There are two types of losses which, in my opinion, are often overlooked, not only by family and friends, but also by many professionals, including medical practitioners, therapists and grief counsellors. Those two losses are Vanishing Twin and Multifetal Pregnancy Reduction.
For reasons which can be understood, although debated, one can see why they might be marginalized (it’s an early loss…, “you hadn’t yet had time to bond with your child(ren)” or “at least you still have one [two]”). However judging by the number of e-mails I receive from families with questions, disbelief, concerns and aching hearts, I think, as a society, we need to take a hard and long look at how we are supporting (or seemingly not supporting) families experiencing such losses.
Vanishing Twin (VT) is a surprisingly common situation, certainly judging by how many questions I receive (it’s the most hit-on article on my site). Even as a young girl, I can remember a couple of my Mom’s women friends saying something like, “It’s the strangest thing; I’ve been bleeding but the doctor tells me I’m still pregnant.” In hindsight and prior to the advent of ultrasound, I bet some of these women experienced VT. Not knowing that they did might indeed be their story, and they continued on with their lives, thankful for their healthy baby.

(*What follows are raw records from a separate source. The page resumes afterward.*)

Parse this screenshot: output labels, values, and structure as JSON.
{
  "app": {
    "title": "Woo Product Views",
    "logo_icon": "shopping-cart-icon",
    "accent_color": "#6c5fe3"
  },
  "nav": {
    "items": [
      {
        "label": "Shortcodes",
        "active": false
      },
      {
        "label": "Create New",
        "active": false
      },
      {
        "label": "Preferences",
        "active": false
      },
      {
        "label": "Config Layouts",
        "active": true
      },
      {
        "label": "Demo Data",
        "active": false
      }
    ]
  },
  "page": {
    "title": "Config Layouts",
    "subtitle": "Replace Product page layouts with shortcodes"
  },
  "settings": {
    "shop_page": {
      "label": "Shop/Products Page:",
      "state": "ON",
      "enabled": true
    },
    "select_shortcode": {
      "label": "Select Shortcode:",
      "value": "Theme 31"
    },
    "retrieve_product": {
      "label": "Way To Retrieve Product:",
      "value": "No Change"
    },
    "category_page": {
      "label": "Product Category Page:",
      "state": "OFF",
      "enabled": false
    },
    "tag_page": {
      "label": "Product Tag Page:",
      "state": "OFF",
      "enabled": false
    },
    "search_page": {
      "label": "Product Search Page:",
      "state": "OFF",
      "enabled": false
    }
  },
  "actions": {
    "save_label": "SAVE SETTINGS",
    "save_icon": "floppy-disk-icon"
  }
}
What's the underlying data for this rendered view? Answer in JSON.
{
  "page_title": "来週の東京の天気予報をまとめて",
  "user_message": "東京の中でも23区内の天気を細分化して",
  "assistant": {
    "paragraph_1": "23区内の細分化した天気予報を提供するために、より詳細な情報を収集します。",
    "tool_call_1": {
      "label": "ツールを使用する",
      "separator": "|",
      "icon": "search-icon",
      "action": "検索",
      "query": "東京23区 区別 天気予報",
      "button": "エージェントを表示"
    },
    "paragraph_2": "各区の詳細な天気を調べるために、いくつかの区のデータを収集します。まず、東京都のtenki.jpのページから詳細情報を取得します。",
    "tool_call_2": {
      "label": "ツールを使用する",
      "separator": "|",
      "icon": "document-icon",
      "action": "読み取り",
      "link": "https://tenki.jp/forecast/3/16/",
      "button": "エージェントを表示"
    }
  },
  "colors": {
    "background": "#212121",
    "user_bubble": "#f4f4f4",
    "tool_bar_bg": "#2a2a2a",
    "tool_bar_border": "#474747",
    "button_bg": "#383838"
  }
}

In the messages I receive, parents narrate their stories, desperately looking for hope regarding the empty sac and asking “over time will there be a baby in it?” Then there is the worry about the effect of VT on the health of the remaining embryo(s). Because ultrasounds are regularly performed at 5-8 weeks, we learn very early that we are pregnant and with how many. Hence, to learn by 10-12 weeks the situation has changed dramatically is devastating to many families. Doctors, ultrasound technicians, grief counsellors, friends, family all need to realize that the loss of these much-wanted children is two-fold: first there is the loss of a baby, and then there is the loss of unique parenting experience. Passing off an early loss as “at least you still have one” is not the way to comfort anyone and only adds to the confusion and disappointment these parents feel while also depriving them of a right to safely talk about their feelings.
Multifetal Pregnancy Reduction (MFPR) is very complicated and in a recent 10-day period, I was contacted by six families facing reduction or who had just gone through it and were comfortable with their decision, and one who deeply regretted the decision and felt pressured to reduce or chance losing the whole pregnancy. Here too, anyone coming in contact with families facing reduction needs to be in tune with the emotional strain, possibly lasting a life time, of having to decide to reduce. Yes, a reduction offers a better chance to having healthy survivors; yes, a reduction improves the physical stress on the mother, and yes the brain tells us a reduction makes rational sense in so many instances. None of this can be repudiated, but it isn’t just the brain making this decision; the heart is very much involved too and will not be ignored. The heart is already in love with the babies within and wants desperately to believe that the pregnancy will continue to deliver healthy 3, 4 or 5 infants.
In some cases, it will and things work out, and sometimes things don’t work out so well for one or more of the babies. There is the emotional strain of the decision: Am I a killer of my baby(ies)? How will I ever tell the others? When do I tell them? Do I tell them? My babies are already bonded in utero, how will a reduction affect the survivors? All difficult questions and parents need informed guidance and support in finding solutions which will work for them.
MFPR is not a topic that can be easily discussed with family or friends. The decision is usually made by the parents in conjunction with professionals and peer strangers who are located on the internet (e.g. other families experiencing or looking at reduction, caring support people and organizations who guide them along the rocky path). Parents can feel very isolated, frightened and alone in making a decision which bears such significant and life altering impact. If the discussion to reduce does include family members or friends, then it is no longer a “secret” and telling the kiddies of their origins takes on a new urgency so that parents have control over how and when the children are told.
There are no easy answers but one thing is for sure and that is these grieving families need society’s support, comfort, and understanding in a non-judgmental way. They are mourning their losses and like any grieving individual, deserve a safe place to do so, with caring people all around them who do not minimize or de-legitimize their loss. It is the least we can do.
By Lynda P. Haddon, Article copyrighted.